Excavations at St Richards Priory Pontefract
Built on the former site of Pontefract General Infirmary (most of which has now been demolished), St. Richards Dominican Friary, one of only five in Yorkshire, was established in 1256 and dissolved in 1538.

The site is adjacent the medieval Hermitage and Oratory (Chapel) which is a Grade 1 listed building of national significance.

The site was first investigated by our society in the 1960’s where evidence of foundation walls was seen along with two medieval burials. Some of the walls were extremely thick and ll suggesting they may have been a part of the south wall of the church.

Further excavations occurred in the 1980’s and a geophysical survey was carried out in the Valley Gardens all of which suggested further evidence for the Friary.

Our society has been fortunate in having the opportunity to excavate an area of land adjacent the Bluebell Steps and Southgate. We will be digging for about 10 weeks until early October 2011.

We have just completed the first week of our excavations and things look very promising. We started by removing the top soil which also contained building rubble and digging down through what is eighteenth and nineteenth century agricultural soil. This soil has been improved using household waste consisting of ash, coal, broken crockery, animal bones and organic household waste.
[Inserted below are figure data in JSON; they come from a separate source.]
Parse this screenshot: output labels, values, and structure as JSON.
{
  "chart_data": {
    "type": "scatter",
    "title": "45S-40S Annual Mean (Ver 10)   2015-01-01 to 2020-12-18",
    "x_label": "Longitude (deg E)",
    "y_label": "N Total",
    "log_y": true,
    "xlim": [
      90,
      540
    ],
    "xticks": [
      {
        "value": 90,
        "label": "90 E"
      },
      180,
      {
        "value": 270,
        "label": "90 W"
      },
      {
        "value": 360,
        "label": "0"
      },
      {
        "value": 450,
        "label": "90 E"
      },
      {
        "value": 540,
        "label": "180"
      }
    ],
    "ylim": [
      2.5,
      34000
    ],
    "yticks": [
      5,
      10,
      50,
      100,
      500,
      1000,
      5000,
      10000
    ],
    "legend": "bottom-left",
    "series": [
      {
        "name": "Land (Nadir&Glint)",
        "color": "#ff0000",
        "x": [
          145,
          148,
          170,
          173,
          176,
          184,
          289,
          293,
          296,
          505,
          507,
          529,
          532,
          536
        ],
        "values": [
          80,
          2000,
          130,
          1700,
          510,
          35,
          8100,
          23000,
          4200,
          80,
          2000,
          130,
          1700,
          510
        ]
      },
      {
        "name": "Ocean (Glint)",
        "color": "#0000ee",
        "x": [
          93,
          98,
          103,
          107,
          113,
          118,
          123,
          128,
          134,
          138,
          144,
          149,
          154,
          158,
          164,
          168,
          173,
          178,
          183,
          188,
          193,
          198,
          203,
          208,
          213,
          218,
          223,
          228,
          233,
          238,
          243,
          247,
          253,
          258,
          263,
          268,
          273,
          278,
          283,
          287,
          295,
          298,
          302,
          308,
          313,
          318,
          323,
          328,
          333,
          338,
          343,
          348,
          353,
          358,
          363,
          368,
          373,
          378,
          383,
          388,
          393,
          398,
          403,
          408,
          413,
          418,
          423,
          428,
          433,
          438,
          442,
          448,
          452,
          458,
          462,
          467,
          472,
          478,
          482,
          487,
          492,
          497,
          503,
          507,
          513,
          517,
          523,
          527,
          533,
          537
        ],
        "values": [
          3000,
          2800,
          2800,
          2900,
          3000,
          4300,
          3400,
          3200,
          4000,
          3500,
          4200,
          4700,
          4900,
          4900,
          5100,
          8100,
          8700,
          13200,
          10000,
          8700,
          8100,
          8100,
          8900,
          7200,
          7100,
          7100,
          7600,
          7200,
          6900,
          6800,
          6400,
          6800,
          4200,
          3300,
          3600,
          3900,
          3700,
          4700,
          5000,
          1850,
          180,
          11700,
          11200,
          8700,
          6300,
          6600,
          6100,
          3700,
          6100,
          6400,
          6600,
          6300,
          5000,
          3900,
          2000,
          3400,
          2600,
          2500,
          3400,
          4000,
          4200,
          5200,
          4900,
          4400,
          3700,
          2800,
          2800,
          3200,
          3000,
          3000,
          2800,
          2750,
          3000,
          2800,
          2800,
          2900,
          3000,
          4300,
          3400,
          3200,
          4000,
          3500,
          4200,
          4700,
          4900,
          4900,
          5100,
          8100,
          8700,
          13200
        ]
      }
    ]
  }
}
This has created deep well drained fertile agricultural soil used most probably for growing liquorice.

The cultivation and harvesting of this root crop has disturbed the underlying archaeology which has meant that fragments of human bone and teeth, medieval pottery and pipe bowls and stems and medieval building materials have risen into this later agricultural soil.

This does suggest that this part of the Friary may well be the site of a war grave from the civil war dating to 1648. Other finds including medieval roofing slabs, window leading and glass, as well as a stone window moulding suggest that they are from the medieval friary.